I guess I'm a big-picture kind of guy. But, in terms of what George Stocking refers to as anthropology's "epistemic dualisms", I feel very much torn between my interests in understanding the general (anthropos) and the particulars (ethnos) of the human condition.

Finally, I've learned much anthropologically from my wife and colleague, Liz Coville (who was forbearing enough to let me accompany her during her dissertation fieldwork among the Toraja in Indonesia), and from my other departmental colleagues and from the students in my courses, both at Hamline and elsewhere (Carleton, Reed, Deep Springs, Lewis & Clark). Lifelong learning means that (I hope) my intellectual autobiography will never be completed.

Research Interests

In 2005-2006, I spent the academic year in India as a Fulbright Senior Research Scholar affiliated to the Punjab Centre for Migration Studies at Lyallpur Khalsa College in Jalandhar, Punjab. I was there to conduct a collaborative research project with the centre’s director, Dr. Darshan S. Tatla, a fellow scholar of the Sikh diaspora, who had returned from the U.K. a few years earlier to start the Centre and to reconnect with Punjab.

Darshan and I had been in correspondence as far back as the mid-1990s about the possibility of collaborating on a project that would look at what was happening as a result of the remittances being sent back to Punjab by Sikhs living in the diaspora. In particular, we were interested in the philanthropic projects in Punjab being funded by Sikhs living abroad. And this became the focus of our research – both the motivation of diasporan Sikh philanthropists and the effects of diaspora philanthropy on Punjab.

While we were conducting our research, the United States Education Foundation in India (which administers CIEE Fulbright Awards) suggested that they would like to co-sponsor, with the Punjab Centre for Migration Studies, a workshop around the topic of our research. So, Darshan and I ended up putting together an international workshop on Diasporan Sikh Philanthropy in Punjab. The workshop, held in March 2006 at Lyallpur Khalsa College, brought together scholars, philanthropists, government officials, and journalists to discuss papers, hear philanthropist’s reflections, and visit selected philanthropic projects in the area. The manuscript of the revised workshop papers, Sikh Diaspora Philanthropyin Punjab: Global Giving for Local Good, which includes our own research findings, was published in August 2009 by Oxford University Press.
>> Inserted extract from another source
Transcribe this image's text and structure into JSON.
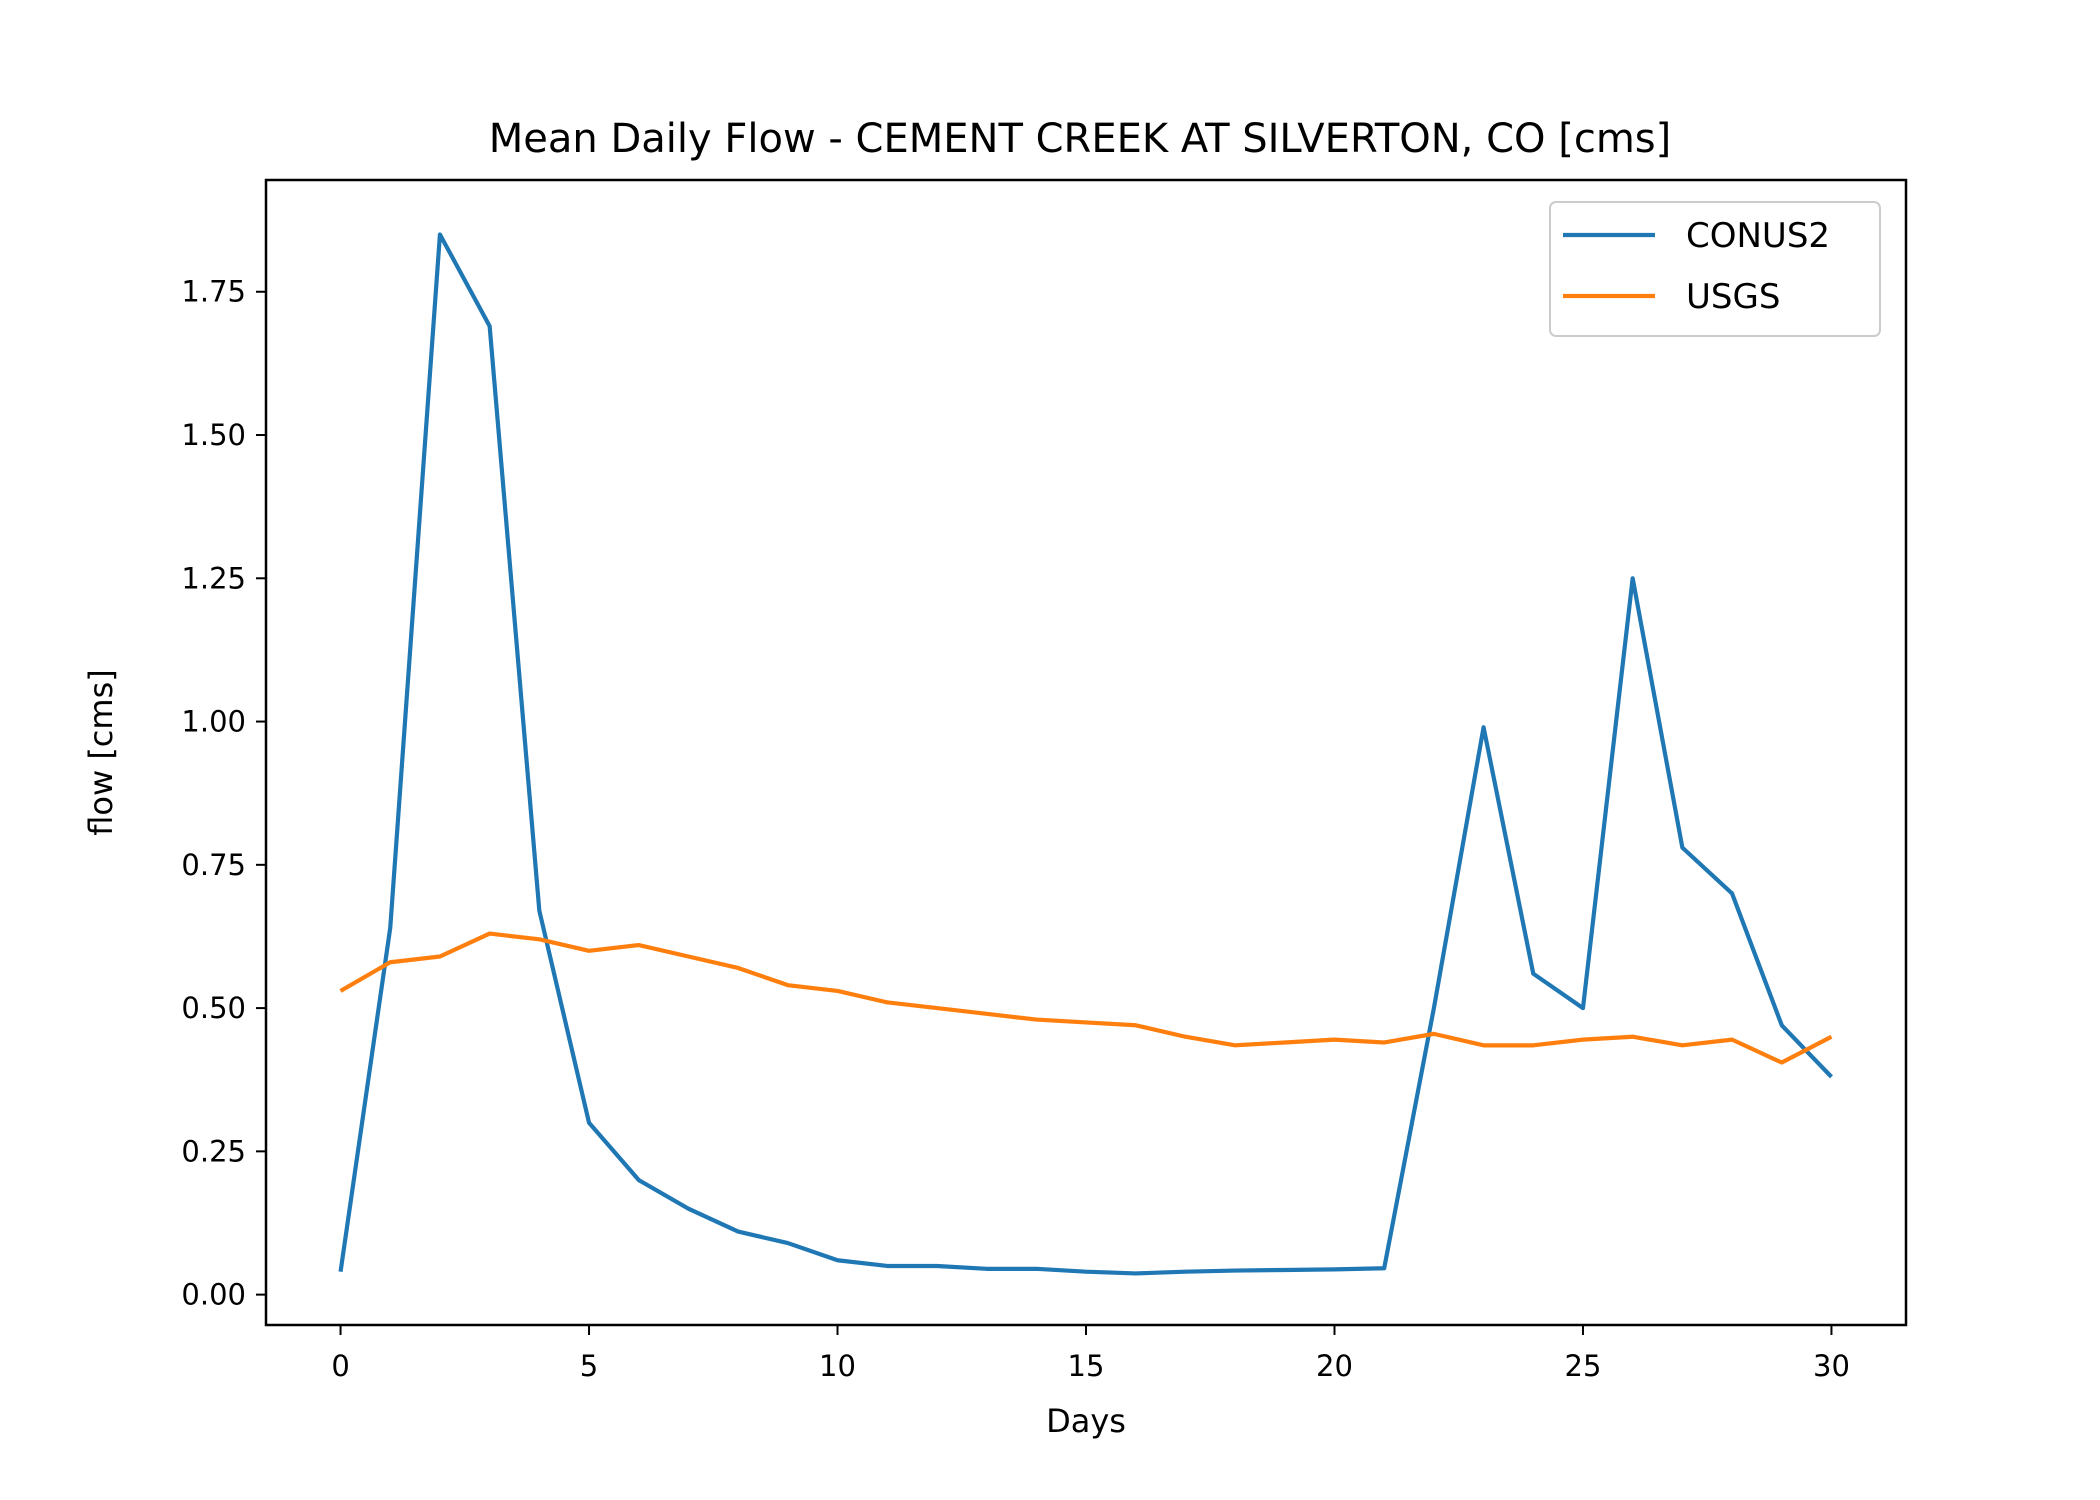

While in India, Liz and I and our younger daughter, Lisa, maintained a flat in New Delhi, while I divided my time between cosmopolitan New Delhi, where we lived in upscale Defence Colony, and rural Punjab, where I lived in Darshan’s village and visited philanthropic projects (schools, hospitals, village development projects, etc.) throughout the state. I thus was able to experience the two faces of contemporary India. During our ten months in India, we maintained a family blog, New Delhi Notes, which captures some of our experiences and reactions to life in India circa 2005-2006.